8/10
Matching mysterious past for mysterious past.
1 January 2024
Warning: Spoilers
The battle of brains and wits are off and running for nanny Deborah Kerr and her charge, Hayley Mills in this superb thriller based on the play by Enid Bagnold. It was a hit on the stage and equally as compelling on film with Mills complex as the extremely troubled young lady who lives with grandmother Edith Evans and hates the world because of the presumed abandonment of her supposedly loose living mother (Elizabeth Sellars). Mills has had a number of nannies either dismissed or running off for their own sanity, and she meets her match in Kerr who has her own secrets that Mills longs to uncover.
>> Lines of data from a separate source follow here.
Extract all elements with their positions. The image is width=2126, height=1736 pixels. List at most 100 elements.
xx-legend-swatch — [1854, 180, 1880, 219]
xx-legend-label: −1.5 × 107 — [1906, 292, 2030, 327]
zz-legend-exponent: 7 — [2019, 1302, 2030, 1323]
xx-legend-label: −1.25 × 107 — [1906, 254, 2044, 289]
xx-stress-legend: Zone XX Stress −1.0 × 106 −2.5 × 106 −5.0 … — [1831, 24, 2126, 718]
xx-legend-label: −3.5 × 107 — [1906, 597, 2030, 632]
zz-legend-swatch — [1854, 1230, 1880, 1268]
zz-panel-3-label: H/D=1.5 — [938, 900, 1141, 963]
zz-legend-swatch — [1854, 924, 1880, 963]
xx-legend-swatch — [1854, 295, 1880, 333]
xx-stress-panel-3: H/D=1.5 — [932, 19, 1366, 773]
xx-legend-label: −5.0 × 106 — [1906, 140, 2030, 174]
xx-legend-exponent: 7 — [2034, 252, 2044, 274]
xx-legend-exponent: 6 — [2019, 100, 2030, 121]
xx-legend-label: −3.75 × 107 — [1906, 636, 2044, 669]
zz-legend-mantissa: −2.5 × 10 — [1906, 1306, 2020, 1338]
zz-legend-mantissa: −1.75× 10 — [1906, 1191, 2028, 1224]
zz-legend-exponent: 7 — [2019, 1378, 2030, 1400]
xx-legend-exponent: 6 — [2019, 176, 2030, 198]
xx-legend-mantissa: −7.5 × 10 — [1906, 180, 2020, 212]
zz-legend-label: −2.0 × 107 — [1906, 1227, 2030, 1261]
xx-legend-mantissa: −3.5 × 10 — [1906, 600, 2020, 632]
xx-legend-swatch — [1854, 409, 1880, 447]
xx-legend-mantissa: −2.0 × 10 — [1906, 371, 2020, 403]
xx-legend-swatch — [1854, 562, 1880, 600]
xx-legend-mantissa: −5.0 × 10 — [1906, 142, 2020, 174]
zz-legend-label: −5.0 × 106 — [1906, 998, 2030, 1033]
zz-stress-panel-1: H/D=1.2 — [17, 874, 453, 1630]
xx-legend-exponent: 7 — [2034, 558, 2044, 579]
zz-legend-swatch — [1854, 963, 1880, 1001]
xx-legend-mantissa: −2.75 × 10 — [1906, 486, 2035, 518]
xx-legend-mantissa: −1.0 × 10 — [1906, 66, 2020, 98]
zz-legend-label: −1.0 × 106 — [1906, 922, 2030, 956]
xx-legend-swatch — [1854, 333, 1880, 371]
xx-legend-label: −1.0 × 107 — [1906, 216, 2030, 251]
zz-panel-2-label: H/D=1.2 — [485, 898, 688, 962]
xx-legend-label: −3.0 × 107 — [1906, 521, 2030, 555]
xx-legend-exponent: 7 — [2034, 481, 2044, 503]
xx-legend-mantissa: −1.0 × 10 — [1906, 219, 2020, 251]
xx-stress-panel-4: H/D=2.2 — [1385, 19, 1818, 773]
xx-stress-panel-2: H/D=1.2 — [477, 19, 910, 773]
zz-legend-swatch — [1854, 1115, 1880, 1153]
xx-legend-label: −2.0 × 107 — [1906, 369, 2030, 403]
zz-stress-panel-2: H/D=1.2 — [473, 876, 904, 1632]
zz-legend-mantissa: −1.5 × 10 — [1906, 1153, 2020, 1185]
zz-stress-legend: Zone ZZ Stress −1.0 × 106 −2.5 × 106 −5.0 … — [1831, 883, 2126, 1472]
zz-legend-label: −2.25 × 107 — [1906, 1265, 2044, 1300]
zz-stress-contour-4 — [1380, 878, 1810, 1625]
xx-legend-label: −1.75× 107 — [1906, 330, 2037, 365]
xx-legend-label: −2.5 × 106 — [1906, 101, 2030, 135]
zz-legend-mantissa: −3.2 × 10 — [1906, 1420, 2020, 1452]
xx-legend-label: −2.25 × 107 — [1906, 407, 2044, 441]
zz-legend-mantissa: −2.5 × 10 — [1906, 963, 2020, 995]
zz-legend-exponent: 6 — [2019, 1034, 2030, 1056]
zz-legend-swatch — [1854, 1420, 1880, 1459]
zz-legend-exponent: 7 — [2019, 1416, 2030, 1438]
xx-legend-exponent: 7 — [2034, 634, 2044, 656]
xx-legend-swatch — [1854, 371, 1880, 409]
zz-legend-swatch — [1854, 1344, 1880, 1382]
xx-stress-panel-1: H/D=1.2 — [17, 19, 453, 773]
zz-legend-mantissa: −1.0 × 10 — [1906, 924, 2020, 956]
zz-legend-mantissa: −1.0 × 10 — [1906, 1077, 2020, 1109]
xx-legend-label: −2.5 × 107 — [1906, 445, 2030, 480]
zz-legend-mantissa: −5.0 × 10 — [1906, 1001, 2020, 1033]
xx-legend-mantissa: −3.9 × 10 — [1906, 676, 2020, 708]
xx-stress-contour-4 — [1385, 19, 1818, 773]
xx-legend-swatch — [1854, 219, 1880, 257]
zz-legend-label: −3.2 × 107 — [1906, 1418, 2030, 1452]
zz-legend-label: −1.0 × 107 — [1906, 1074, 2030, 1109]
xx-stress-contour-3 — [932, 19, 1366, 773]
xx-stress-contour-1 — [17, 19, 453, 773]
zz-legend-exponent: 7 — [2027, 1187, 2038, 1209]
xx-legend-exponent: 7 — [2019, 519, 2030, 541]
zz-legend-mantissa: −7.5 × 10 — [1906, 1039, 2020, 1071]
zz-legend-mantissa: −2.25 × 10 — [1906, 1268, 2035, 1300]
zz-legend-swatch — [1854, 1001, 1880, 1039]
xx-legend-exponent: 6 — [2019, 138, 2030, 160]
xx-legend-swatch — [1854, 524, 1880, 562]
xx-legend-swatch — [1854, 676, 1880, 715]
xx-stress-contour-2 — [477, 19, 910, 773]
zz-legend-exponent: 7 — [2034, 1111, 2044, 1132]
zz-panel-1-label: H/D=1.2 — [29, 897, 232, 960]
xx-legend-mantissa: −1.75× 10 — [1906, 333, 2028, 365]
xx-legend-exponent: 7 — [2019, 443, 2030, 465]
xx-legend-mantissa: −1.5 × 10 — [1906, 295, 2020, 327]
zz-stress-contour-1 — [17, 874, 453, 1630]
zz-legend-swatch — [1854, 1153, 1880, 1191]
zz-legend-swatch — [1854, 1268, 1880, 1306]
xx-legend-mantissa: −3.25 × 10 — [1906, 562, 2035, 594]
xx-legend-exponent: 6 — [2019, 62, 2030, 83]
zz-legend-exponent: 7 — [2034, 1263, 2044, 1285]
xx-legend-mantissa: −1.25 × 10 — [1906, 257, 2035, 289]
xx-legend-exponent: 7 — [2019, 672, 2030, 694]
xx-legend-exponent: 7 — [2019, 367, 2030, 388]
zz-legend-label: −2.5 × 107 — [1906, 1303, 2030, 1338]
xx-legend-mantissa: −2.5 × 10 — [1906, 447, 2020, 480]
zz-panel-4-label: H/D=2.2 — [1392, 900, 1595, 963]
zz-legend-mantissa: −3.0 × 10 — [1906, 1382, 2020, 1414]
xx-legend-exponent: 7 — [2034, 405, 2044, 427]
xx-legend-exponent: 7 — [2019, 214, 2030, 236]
However, in the theory of being careful of what you wish for, Mills comes to regret her scheming, finding Kerr to be her savior, but in nearly destroying her, threatens to destroy her self. In great support are John Mills as the butler who is completely on Kerr's side and Felix Aylmer as a judge who's there to decide Mills future. Every performance is glorious, with Kerr quite different than her previous nanny roles and Evans quite commanding as the domineering grandmother who's a bit dotty in thoughts but not in spirit.

As for Mills, she is as far away from her Disney roles here as she could get, and it's the sign of a good adult actress emerging. Mills, Sellers and Aylmer do excellent work as well, staying in the background but making their limited screen time count. This is one of the few plays that opened up for the big screen and with only a small cast really seems cinematic. That is definitely a reflection of its director, Ronald Neame, and very much unlike anything that Ross Hunter had done previously. The garden may indeed be chalk, but the flowers it grows are metaphorically radiant.